“I know. It’s not that.”
“What is it that’s troubling you?”
“Did you see Walter before he came here?”
“Yes.”
“Did you see him on Friday night?”
“Yes.”
“Was he perfectly well then?”
“Er—yes—he was well. Quite well.”
Anne turned her sorrowful eyes upon him.
“No. There was something wrong. What was it?”
“If there was he didn’t tell me.”
“No. He wouldn’t. Why did you hesitate just now?”
“Did I hesitate?”
“When I asked you if he was well.”
“I thought you meant did I notice any signs of his illness coming on. I didn’t. But of course, as you know, he was very much shaken by—–by your little girl’s death.”
“You noticed that while I was away?”
“Y-es. But I certainly noticed it more on the night you were speaking of.”
“You would have said, then, that he must have received a severe shock?”
“Certainly—certainly I would.”
Hannay responded quite cheerfully in his immense relief.

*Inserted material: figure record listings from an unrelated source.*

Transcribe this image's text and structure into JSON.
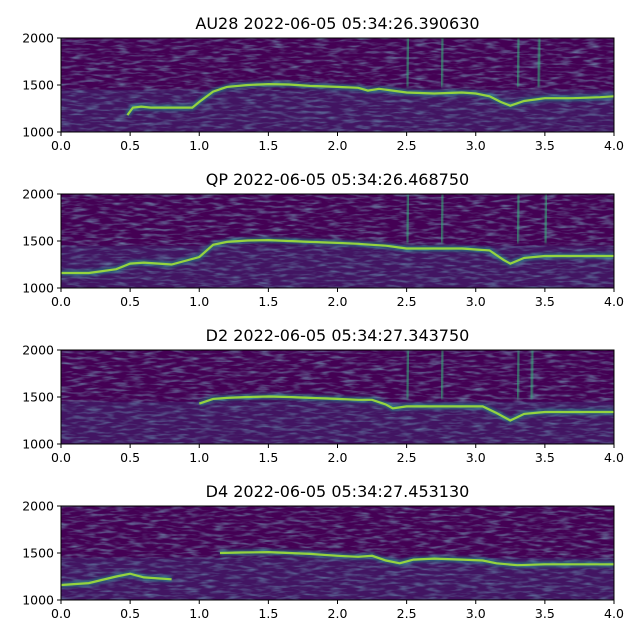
{
  "chart_data": [
    {
      "type": "heatmap",
      "title": "AU28 2022-06-05 05:34:26.390630",
      "xlabel": "",
      "ylabel": "",
      "xlim": [
        0.0,
        4.0
      ],
      "ylim": [
        1000,
        2000
      ],
      "x_ticks": [
        "0.0",
        "0.5",
        "1.0",
        "1.5",
        "2.0",
        "2.5",
        "3.0",
        "3.5",
        "4.0"
      ],
      "y_ticks": [
        "1000",
        "1500",
        "2000"
      ],
      "colormap": "viridis",
      "traces": [
        {
          "x": [
            0.48,
            0.52,
            0.58,
            0.65,
            0.8,
            0.95,
            1.0,
            1.1,
            1.2,
            1.35,
            1.5,
            1.65,
            1.8,
            2.0,
            2.15,
            2.22,
            2.3,
            2.4,
            2.5,
            2.7,
            2.9,
            3.0,
            3.1,
            3.18,
            3.25,
            3.35,
            3.5,
            3.7,
            3.9,
            4.0
          ],
          "y": [
            1180,
            1260,
            1270,
            1260,
            1260,
            1260,
            1320,
            1430,
            1480,
            1500,
            1510,
            1505,
            1490,
            1480,
            1470,
            1440,
            1460,
            1440,
            1420,
            1410,
            1420,
            1410,
            1380,
            1320,
            1280,
            1330,
            1360,
            1360,
            1370,
            1380
          ]
        }
      ],
      "verticals": [
        2.5,
        2.75,
        3.3,
        3.45
      ]
    },
    {
      "type": "heatmap",
      "title": "QP 2022-06-05 05:34:26.468750",
      "xlabel": "",
      "ylabel": "",
      "xlim": [
        0.0,
        4.0
      ],
      "ylim": [
        1000,
        2000
      ],
      "x_ticks": [
        "0.0",
        "0.5",
        "1.0",
        "1.5",
        "2.0",
        "2.5",
        "3.0",
        "3.5",
        "4.0"
      ],
      "y_ticks": [
        "1000",
        "1500",
        "2000"
      ],
      "colormap": "viridis",
      "traces": [
        {
          "x": [
            0.0,
            0.2,
            0.4,
            0.5,
            0.6,
            0.8,
            1.0,
            1.1,
            1.2,
            1.35,
            1.5,
            1.65,
            1.8,
            2.0,
            2.15,
            2.25,
            2.35,
            2.5,
            2.7,
            2.9,
            3.0,
            3.1,
            3.2,
            3.25,
            3.35,
            3.5,
            3.7,
            4.0
          ],
          "y": [
            1160,
            1160,
            1200,
            1260,
            1270,
            1250,
            1330,
            1460,
            1490,
            1505,
            1510,
            1500,
            1490,
            1480,
            1470,
            1460,
            1450,
            1420,
            1420,
            1420,
            1410,
            1400,
            1300,
            1260,
            1320,
            1340,
            1340,
            1340
          ]
        }
      ],
      "verticals": [
        2.5,
        2.75,
        3.3,
        3.5
      ]
    },
    {
      "type": "heatmap",
      "title": "D2 2022-06-05 05:34:27.343750",
      "xlabel": "",
      "ylabel": "",
      "xlim": [
        0.0,
        4.0
      ],
      "ylim": [
        1000,
        2000
      ],
      "x_ticks": [
        "0.0",
        "0.5",
        "1.0",
        "1.5",
        "2.0",
        "2.5",
        "3.0",
        "3.5",
        "4.0"
      ],
      "y_ticks": [
        "1000",
        "1500",
        "2000"
      ],
      "colormap": "viridis",
      "traces": [
        {
          "x": [
            1.0,
            1.1,
            1.2,
            1.35,
            1.5,
            1.65,
            1.8,
            2.0,
            2.15,
            2.25,
            2.35,
            2.4,
            2.5,
            2.7,
            2.9,
            3.05,
            3.15,
            3.25,
            3.35,
            3.5,
            3.7,
            4.0
          ],
          "y": [
            1430,
            1480,
            1490,
            1500,
            1505,
            1500,
            1490,
            1480,
            1470,
            1470,
            1420,
            1380,
            1400,
            1400,
            1400,
            1400,
            1330,
            1250,
            1320,
            1340,
            1340,
            1340
          ]
        }
      ],
      "verticals": [
        2.5,
        2.75,
        3.3,
        3.4
      ]
    },
    {
      "type": "heatmap",
      "title": "D4 2022-06-05 05:34:27.453130",
      "xlabel": "",
      "ylabel": "",
      "xlim": [
        0.0,
        4.0
      ],
      "ylim": [
        1000,
        2000
      ],
      "x_ticks": [
        "0.0",
        "0.5",
        "1.0",
        "1.5",
        "2.0",
        "2.5",
        "3.0",
        "3.5",
        "4.0"
      ],
      "y_ticks": [
        "1000",
        "1500",
        "2000"
      ],
      "colormap": "viridis",
      "traces": [
        {
          "x": [
            1.15,
            1.3,
            1.5,
            1.65,
            1.8,
            2.0,
            2.15,
            2.25,
            2.35,
            2.45,
            2.55,
            2.7,
            2.9,
            3.05,
            3.15,
            3.3,
            3.5,
            3.7,
            4.0
          ],
          "y": [
            1500,
            1505,
            1510,
            1500,
            1490,
            1470,
            1460,
            1470,
            1420,
            1390,
            1430,
            1440,
            1430,
            1420,
            1390,
            1370,
            1380,
            1380,
            1380
          ]
        },
        {
          "x": [
            0.0,
            0.2,
            0.4,
            0.5,
            0.6,
            0.8
          ],
          "y": [
            1160,
            1180,
            1250,
            1280,
            1240,
            1220
          ]
        }
      ],
      "verticals": []
    }
  ]
}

It was what they were all trying for, to make poor Mrs. Majendie believe that her husband’s illness was to be attributed solely to the shock of the child’s death.
“Do you think that shock could have had anything to do with his illness?”
“Of course I do. At least, I should say it was indirectly responsible for it.”
She put her hand up to hide her face. He saw that in some way incomprehensible to him, so far from shielding her, he had struck a blow.
“Dr. Gardner told you that much,” said he. He felt easier, somehow, in halving the responsibility with Gardner.
“Yes. He told me that. But he had not seen him since October. You saw him on Friday, the day I came home.”
Hannay was confirmed in his suspicion that on Friday there had been a scene. He now saw that Mrs. Majendie was tortured by the remembrance of her part in it.
“Oh well,” he said consolingly. “He hadn’t been himself for a long time before that.”
“I know. I know. That only makes it worse.”
She wept slowly, silently, then stopped suddenly and held herself in a restraint that was ten times more pitiful to see. Hannay was unspeakably distressed.
“Perhaps,” said he, “if you could tell me what’s on your mind, I might be able to relieve you.”
She shook her head.
“Come,” he said kindly, “what is it, really? What do you imagine makes it worse?”
“I said something to him that I didn’t mean.”
“Of course you did,” said Hannay, smiling cheerfully. “We all say things to each other that we don’t mean. That wouldn’t hurt him.”
“But it did. I told him he was responsible for Peggy’s death. I didn’t know what I was saying. I let him think he killed her.”
“He wouldn’t think it.”
“He did. There was nothing else he could think. If he dies I shall have killed him.”